A peine le Gbaka s’immobilise qu’il est pris d’assaut par le monde. Sans réfléchir, la brave dame, à la forme svelte, se jette dans la mêlée.
Cette bataille terrible qu’elle livre avec ses ‘’enfants’’ fougueux, pour espérer avoir une place assise dans ce tas de ferraille, se solde par un échec. La malheureuse est même projetée au sol, le pied droit coincé entre les marche-pieds de ce tacot. N’eussent été les cris stridents des usagers, le chauffard l’aurait entraînée dans son mouvement de décollage.
Une bonne âme peinée par le drame de cette femme descend du mini car déjà bondé. Elle lui tient la main pour la relever et lui cède sa place.
Devant la justesse du geste de sa bienfaitrice, elle multiplie les remerciements et les bénédictions, tout en regardant dans le creux de sa main droite le billet de 500 FCfa requis pour le transport.
«Je suis une vendeuse. Je m’appelle Ahou Madeleine. Depuis 4 h du matin, je suis débout. Avec les embouteillages devenus fréquents sur l’autoroute ces jours-ci, il faut que je sorte tôt, sinon je ne pourrai pas arriver à l’heure pour aller chercher mes marchandises à Bingerville et retourner ensuite à Yopougon. Malgré tout ça, regarde comment je souffre », relate la vieille dame à sa voisine de circonstance.

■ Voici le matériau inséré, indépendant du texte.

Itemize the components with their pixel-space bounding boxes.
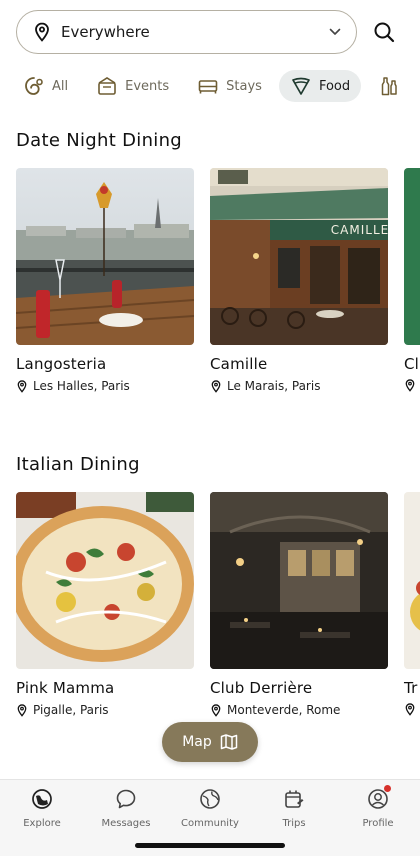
tab-label: Community [181,818,239,829]
restaurant-name: Cl [404,355,420,373]
location-pin-icon [211,703,221,717]
restaurant-name: Langosteria [16,355,107,373]
location-text: Pigalle, Paris [33,703,109,717]
chat-bubble-icon [115,788,137,810]
tab-community[interactable]: Community [168,788,252,829]
category-drinks[interactable] [367,70,418,102]
location-selector[interactable]: Everywhere [16,10,357,54]
location-pin-icon [405,379,415,392]
restaurant-card[interactable]: Cl [404,168,420,392]
restaurant-name: Camille [210,355,268,373]
tab-label: Trips [282,818,306,829]
globe-icon [199,788,221,810]
location-label: Everywhere [61,23,150,41]
restaurant-location [404,703,420,716]
restaurant-photo [404,168,420,345]
location-text: Les Halles, Paris [33,379,130,393]
category-events[interactable]: Events [85,70,180,102]
category-all[interactable]: All [12,70,79,102]
section-title: Italian Dining [16,454,140,475]
location-pin-icon [17,703,27,717]
restaurant-location: Monteverde, Rome [210,703,388,717]
location-pin-icon [211,379,221,393]
compass-globe-icon [31,788,53,810]
location-text: Monteverde, Rome [227,703,341,717]
tab-profile[interactable]: Profile [336,785,420,829]
tab-trips[interactable]: Trips [252,788,336,829]
restaurant-carousel[interactable]: Langosteria Les Halles, Paris CAMILLE Ca… [16,168,420,408]
category-chips: All Events Stays Food [12,70,420,102]
home-indicator [135,843,285,848]
camille-sign-text: CAMILLE [331,223,388,237]
map-button-label: Map [182,734,212,750]
event-tent-icon [96,75,118,97]
restaurant-photo [16,492,194,669]
restaurant-card[interactable]: Pink Mamma Pigalle, Paris [16,492,194,717]
bottles-icon [378,75,400,97]
search-row: Everywhere [16,10,408,54]
restaurant-name: Tr [404,679,418,697]
map-button[interactable]: Map [162,722,258,762]
luggage-icon [283,788,305,810]
location-text: Le Marais, Paris [227,379,321,393]
restaurant-name: Club Derrière [210,679,313,697]
chevron-down-icon [329,28,341,35]
map-icon [220,734,238,750]
bed-icon [197,75,219,97]
location-pin-icon [35,22,49,42]
restaurant-card[interactable]: Tr [404,492,420,716]
search-button[interactable] [371,19,397,45]
swirl-icon [23,75,45,97]
restaurant-photo: CAMILLE [210,168,388,345]
restaurant-card[interactable]: Langosteria Les Halles, Paris [16,168,194,393]
category-label: All [52,78,69,94]
category-label: Food [318,78,351,94]
notification-badge [384,785,391,792]
restaurant-photo [210,492,388,669]
tab-explore[interactable]: Explore [0,788,84,829]
category-label: Stays [226,78,262,94]
category-label: Events [125,78,170,94]
restaurant-location: Pigalle, Paris [16,703,194,717]
section-title: Date Night Dining [16,130,183,151]
profile-icon [367,785,391,810]
restaurant-photo [404,492,420,669]
tab-messages[interactable]: Messages [84,788,168,829]
restaurant-photo [16,168,194,345]
location-pin-icon [405,703,415,716]
restaurant-carousel[interactable]: Pink Mamma Pigalle, Paris Club Derrière … [16,492,420,732]
restaurant-card[interactable]: Club Derrière Monteverde, Rome [210,492,388,717]
tab-label: Messages [101,818,151,829]
category-food[interactable]: Food [278,70,362,102]
tab-label: Profile [362,818,394,829]
location-pin-icon [17,379,27,393]
tab-label: Explore [23,818,61,829]
restaurant-location [404,379,420,392]
search-icon [374,22,395,43]
restaurant-name: Pink Mamma [16,679,115,697]
category-stays[interactable]: Stays [186,70,273,102]
restaurant-location: Les Halles, Paris [16,379,194,393]
restaurant-card[interactable]: CAMILLE Camille Le Marais, Paris [210,168,388,393]
food-slice-icon [290,75,312,97]
restaurant-location: Le Marais, Paris [210,379,388,393]
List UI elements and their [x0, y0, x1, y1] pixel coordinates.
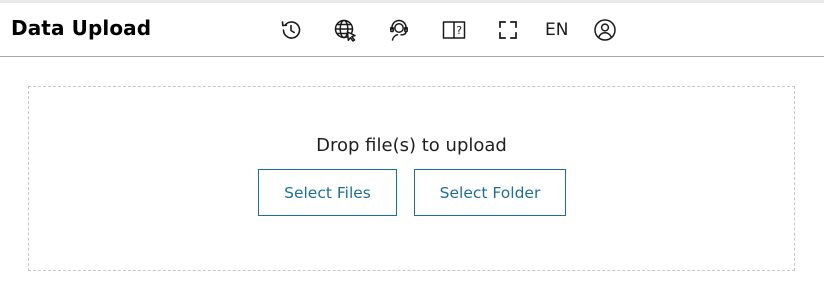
svg-text:?: ? — [456, 24, 462, 37]
language-selector[interactable]: EN — [545, 20, 568, 40]
support-agent-icon — [390, 19, 408, 41]
drop-instruction: Drop file(s) to upload — [316, 135, 507, 156]
user-account-button[interactable] — [592, 17, 618, 43]
select-folder-button[interactable]: Select Folder — [414, 169, 566, 216]
globe-cursor-icon — [334, 19, 356, 42]
help-book-icon: ? — [442, 21, 466, 39]
network-button[interactable] — [332, 17, 358, 43]
user-account-icon — [594, 19, 616, 41]
history-icon — [281, 21, 301, 39]
history-button[interactable] — [278, 17, 304, 43]
select-files-button[interactable]: Select Files — [258, 169, 397, 216]
fullscreen-icon — [499, 21, 517, 39]
file-drop-zone[interactable]: Drop file(s) to upload Select Files Sele… — [28, 86, 795, 271]
support-button[interactable] — [386, 17, 412, 43]
page-title: Data Upload — [11, 16, 152, 40]
fullscreen-button[interactable] — [495, 17, 521, 43]
help-button[interactable]: ? — [441, 17, 467, 43]
app-header: Data Upload ? EN — [0, 3, 824, 57]
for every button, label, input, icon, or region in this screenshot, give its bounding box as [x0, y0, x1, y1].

![Une gare de Wôrô-Worô à Cocody pris d'assaut par des citadins. (Ph: Dr)](https://www.fratmat.info/uploads/images/2023/09/19/168672.jpg)

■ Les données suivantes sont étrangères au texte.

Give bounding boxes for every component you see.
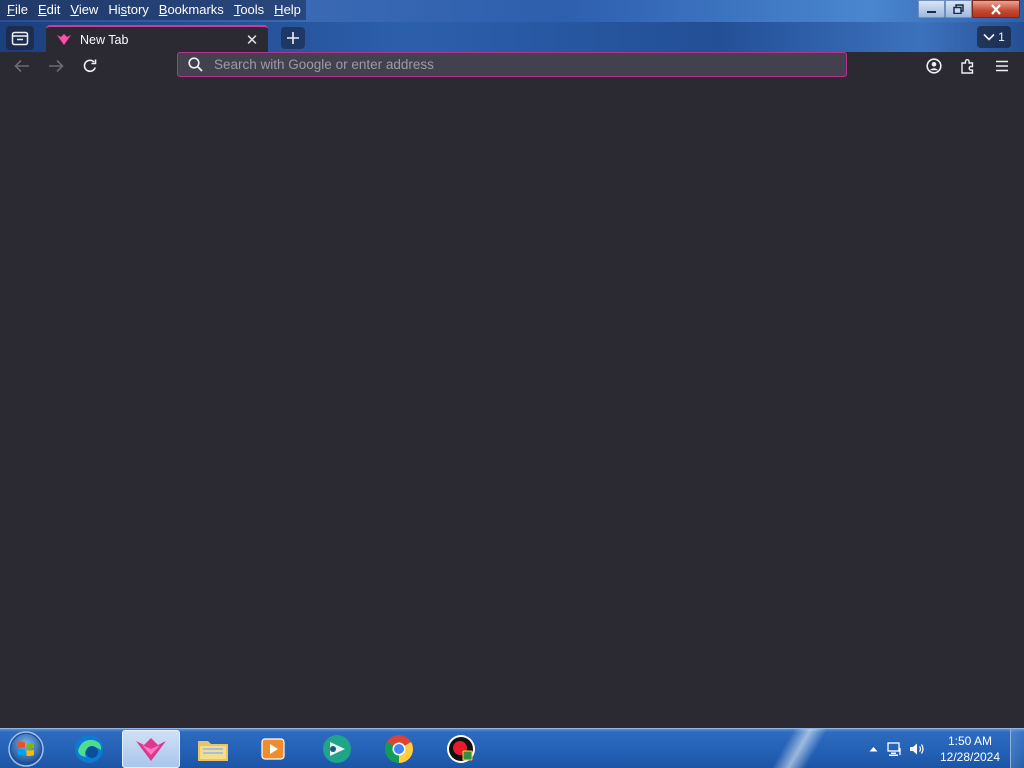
arrow-right-icon bbox=[49, 59, 64, 73]
menu-bookmarks[interactable]: Bookmarks bbox=[154, 0, 229, 20]
taskbar-media-player[interactable] bbox=[244, 730, 302, 768]
tab-count: 1 bbox=[998, 30, 1005, 44]
network-status[interactable] bbox=[884, 738, 906, 760]
close-window-button[interactable] bbox=[972, 0, 1020, 18]
hamburger-menu-icon bbox=[996, 60, 1008, 72]
clock-date: 12/28/2024 bbox=[939, 750, 1001, 764]
back-button[interactable] bbox=[9, 54, 35, 78]
page-content[interactable] bbox=[0, 80, 1024, 728]
show-hidden-icons-button[interactable] bbox=[862, 738, 884, 760]
tab-close-button[interactable]: ✕ bbox=[242, 30, 262, 50]
menu-history[interactable]: History bbox=[103, 0, 153, 20]
minimize-icon bbox=[927, 10, 936, 13]
taskbar-app[interactable] bbox=[308, 730, 366, 768]
menu-view[interactable]: View bbox=[65, 0, 103, 20]
taskbar-highlight bbox=[760, 729, 850, 768]
taskbar-recorder[interactable] bbox=[432, 730, 490, 768]
speaker-icon bbox=[910, 743, 924, 755]
menu-file[interactable]: File bbox=[2, 0, 33, 20]
search-icon bbox=[188, 57, 203, 72]
taskbar-file-explorer[interactable] bbox=[184, 730, 242, 768]
network-icon bbox=[887, 741, 901, 756]
menu-bar: File Edit View History Bookmarks Tools H… bbox=[0, 0, 306, 20]
window-controls bbox=[918, 0, 1020, 19]
app-icon bbox=[323, 735, 351, 763]
forward-button[interactable] bbox=[43, 54, 69, 78]
tab-strip: New Tab ✕ 1 bbox=[0, 22, 1024, 52]
taskbar-edge[interactable] bbox=[60, 730, 118, 768]
show-desktop-button[interactable] bbox=[1010, 729, 1024, 768]
recorder-icon bbox=[447, 735, 475, 763]
menu-tools[interactable]: Tools bbox=[229, 0, 269, 20]
edge-icon bbox=[75, 735, 103, 763]
account-button[interactable] bbox=[921, 54, 947, 78]
system-clock[interactable]: 1:50 AM 12/28/2024 bbox=[934, 733, 1006, 765]
plus-icon bbox=[287, 32, 299, 44]
extensions-icon bbox=[961, 59, 974, 74]
window-titlebar: File Edit View History Bookmarks Tools H… bbox=[0, 0, 1024, 22]
address-bar[interactable] bbox=[177, 52, 847, 77]
list-all-tabs-button[interactable]: 1 bbox=[977, 26, 1011, 48]
clock-time: 1:50 AM bbox=[947, 734, 993, 748]
navigation-toolbar bbox=[0, 52, 1024, 80]
chevron-up-icon bbox=[869, 747, 877, 752]
taskbar: 1:50 AM 12/28/2024 bbox=[0, 728, 1024, 768]
firefox-view-button[interactable] bbox=[6, 26, 34, 50]
restore-icon bbox=[953, 4, 964, 14]
tab-new-tab[interactable]: New Tab ✕ bbox=[46, 25, 268, 52]
tab-title: New Tab bbox=[80, 32, 129, 47]
windows-start-icon bbox=[8, 731, 44, 767]
menu-help[interactable]: Help bbox=[269, 0, 306, 20]
reload-icon bbox=[83, 59, 97, 73]
menu-edit[interactable]: Edit bbox=[33, 0, 65, 20]
account-icon bbox=[926, 58, 942, 74]
minimize-button[interactable] bbox=[918, 0, 945, 18]
chevron-down-icon bbox=[983, 33, 995, 41]
taskbar-browser[interactable] bbox=[122, 730, 180, 768]
system-tray: 1:50 AM 12/28/2024 bbox=[862, 729, 1024, 768]
app-menu-button[interactable] bbox=[989, 54, 1015, 78]
volume-control[interactable] bbox=[906, 738, 928, 760]
browser-logo-icon bbox=[57, 33, 71, 45]
extensions-button[interactable] bbox=[955, 54, 981, 78]
arrow-left-icon bbox=[14, 59, 29, 73]
close-icon bbox=[991, 3, 1001, 15]
browser-icon bbox=[136, 738, 166, 761]
start-button[interactable] bbox=[6, 731, 46, 767]
reload-button[interactable] bbox=[77, 54, 103, 78]
file-explorer-icon bbox=[198, 741, 228, 761]
restore-button[interactable] bbox=[945, 0, 972, 18]
search-input[interactable] bbox=[214, 57, 846, 72]
taskbar-chrome[interactable] bbox=[370, 730, 428, 768]
firefox-view-icon bbox=[11, 31, 29, 46]
new-tab-button[interactable] bbox=[281, 27, 305, 49]
chrome-icon bbox=[385, 735, 413, 763]
media-player-icon bbox=[261, 738, 285, 760]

Les yeux embués de larmes, elle s’éponge ensuite le visage, réajuste son foulard et se positionne bien dans le siège, prête à aller affronter la vie.

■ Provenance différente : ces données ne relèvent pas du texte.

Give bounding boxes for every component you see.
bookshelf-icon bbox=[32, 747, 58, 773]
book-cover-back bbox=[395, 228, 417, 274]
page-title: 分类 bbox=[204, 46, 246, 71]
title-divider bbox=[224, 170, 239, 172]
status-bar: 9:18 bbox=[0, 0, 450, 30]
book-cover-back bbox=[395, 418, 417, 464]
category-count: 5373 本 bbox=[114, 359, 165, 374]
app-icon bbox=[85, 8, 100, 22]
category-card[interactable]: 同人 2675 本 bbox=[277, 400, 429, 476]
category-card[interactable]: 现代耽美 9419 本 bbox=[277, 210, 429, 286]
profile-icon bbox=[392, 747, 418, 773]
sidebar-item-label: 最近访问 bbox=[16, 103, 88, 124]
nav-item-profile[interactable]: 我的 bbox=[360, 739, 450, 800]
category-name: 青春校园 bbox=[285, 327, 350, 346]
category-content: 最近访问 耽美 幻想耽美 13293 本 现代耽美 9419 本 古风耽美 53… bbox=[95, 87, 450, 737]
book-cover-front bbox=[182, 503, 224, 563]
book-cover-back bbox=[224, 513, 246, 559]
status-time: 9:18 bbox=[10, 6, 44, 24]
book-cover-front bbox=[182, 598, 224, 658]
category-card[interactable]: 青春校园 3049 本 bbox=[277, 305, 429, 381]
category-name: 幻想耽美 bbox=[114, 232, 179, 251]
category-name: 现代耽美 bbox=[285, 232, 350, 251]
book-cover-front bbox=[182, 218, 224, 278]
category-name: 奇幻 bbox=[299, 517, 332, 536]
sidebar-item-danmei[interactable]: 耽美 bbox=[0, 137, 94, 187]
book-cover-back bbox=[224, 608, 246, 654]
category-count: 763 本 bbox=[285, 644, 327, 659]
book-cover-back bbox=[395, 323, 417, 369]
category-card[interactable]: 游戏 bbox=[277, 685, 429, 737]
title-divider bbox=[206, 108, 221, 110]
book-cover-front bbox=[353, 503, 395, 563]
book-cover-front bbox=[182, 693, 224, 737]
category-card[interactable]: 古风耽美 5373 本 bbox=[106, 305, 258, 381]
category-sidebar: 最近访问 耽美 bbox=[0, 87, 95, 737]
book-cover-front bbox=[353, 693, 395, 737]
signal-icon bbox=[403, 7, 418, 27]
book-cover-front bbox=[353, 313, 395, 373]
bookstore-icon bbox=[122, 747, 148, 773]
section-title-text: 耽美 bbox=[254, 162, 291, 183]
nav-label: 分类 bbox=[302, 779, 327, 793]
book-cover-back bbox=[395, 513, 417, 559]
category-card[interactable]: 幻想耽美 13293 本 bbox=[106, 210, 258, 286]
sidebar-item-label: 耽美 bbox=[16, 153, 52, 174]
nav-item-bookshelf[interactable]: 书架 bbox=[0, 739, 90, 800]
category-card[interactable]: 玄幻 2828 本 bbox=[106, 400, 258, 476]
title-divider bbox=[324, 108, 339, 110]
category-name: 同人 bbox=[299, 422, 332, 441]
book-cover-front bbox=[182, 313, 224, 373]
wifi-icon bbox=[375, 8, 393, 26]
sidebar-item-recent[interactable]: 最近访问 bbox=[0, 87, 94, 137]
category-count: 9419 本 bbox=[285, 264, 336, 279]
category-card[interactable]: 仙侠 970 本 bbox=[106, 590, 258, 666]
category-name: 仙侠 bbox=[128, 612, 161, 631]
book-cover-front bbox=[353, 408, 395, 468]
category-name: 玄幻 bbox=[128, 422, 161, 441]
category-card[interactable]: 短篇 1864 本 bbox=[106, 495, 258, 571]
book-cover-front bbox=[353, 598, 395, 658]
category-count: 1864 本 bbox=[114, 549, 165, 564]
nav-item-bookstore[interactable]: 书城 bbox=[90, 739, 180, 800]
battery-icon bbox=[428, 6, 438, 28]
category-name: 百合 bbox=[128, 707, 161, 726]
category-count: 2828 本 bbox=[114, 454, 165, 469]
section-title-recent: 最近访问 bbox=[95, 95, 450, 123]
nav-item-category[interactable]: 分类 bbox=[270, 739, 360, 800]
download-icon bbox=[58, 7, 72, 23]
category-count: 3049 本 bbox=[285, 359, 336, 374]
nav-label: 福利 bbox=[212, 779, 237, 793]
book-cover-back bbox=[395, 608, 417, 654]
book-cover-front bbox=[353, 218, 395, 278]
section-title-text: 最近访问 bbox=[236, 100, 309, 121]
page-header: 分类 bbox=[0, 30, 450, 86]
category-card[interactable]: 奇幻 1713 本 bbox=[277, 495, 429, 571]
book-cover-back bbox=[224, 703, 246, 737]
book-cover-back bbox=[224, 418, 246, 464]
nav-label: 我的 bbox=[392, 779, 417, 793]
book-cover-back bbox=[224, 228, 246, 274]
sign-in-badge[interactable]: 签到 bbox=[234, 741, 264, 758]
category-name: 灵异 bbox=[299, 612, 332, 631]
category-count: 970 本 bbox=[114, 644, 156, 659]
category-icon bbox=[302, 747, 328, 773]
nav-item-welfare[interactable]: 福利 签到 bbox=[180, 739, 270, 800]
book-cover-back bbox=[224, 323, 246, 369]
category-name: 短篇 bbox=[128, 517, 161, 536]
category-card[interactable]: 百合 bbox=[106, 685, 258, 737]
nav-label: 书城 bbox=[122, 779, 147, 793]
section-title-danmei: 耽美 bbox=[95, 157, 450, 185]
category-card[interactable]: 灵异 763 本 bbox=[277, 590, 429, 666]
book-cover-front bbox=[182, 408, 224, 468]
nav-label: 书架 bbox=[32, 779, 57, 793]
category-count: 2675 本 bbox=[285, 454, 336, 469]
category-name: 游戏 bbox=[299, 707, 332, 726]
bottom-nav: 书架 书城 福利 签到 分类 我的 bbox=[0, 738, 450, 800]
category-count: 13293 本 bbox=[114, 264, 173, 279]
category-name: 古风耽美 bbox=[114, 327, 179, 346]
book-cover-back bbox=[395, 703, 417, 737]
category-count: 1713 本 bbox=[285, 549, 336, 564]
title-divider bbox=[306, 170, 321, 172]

Cette scène est le quotidien de nombreux Abidjanais qui empruntent les transports de masse. Comme le dit Ahou Madeline, pour avoir une chance d’arriver à l’heure au travail ou à son rendez-vous, il faut se lever tôt, à l’image des citadins mobilisés à la gare de Wôrô-Wôrô (véhicules utilitaires de 4, 6 voire 8 places), ce mardi 5 septembre 2023. Il est 5 h 30 min.
«J’ai peur, mais je suis dans l’obligation de sortir très tôt pour être à mon poste».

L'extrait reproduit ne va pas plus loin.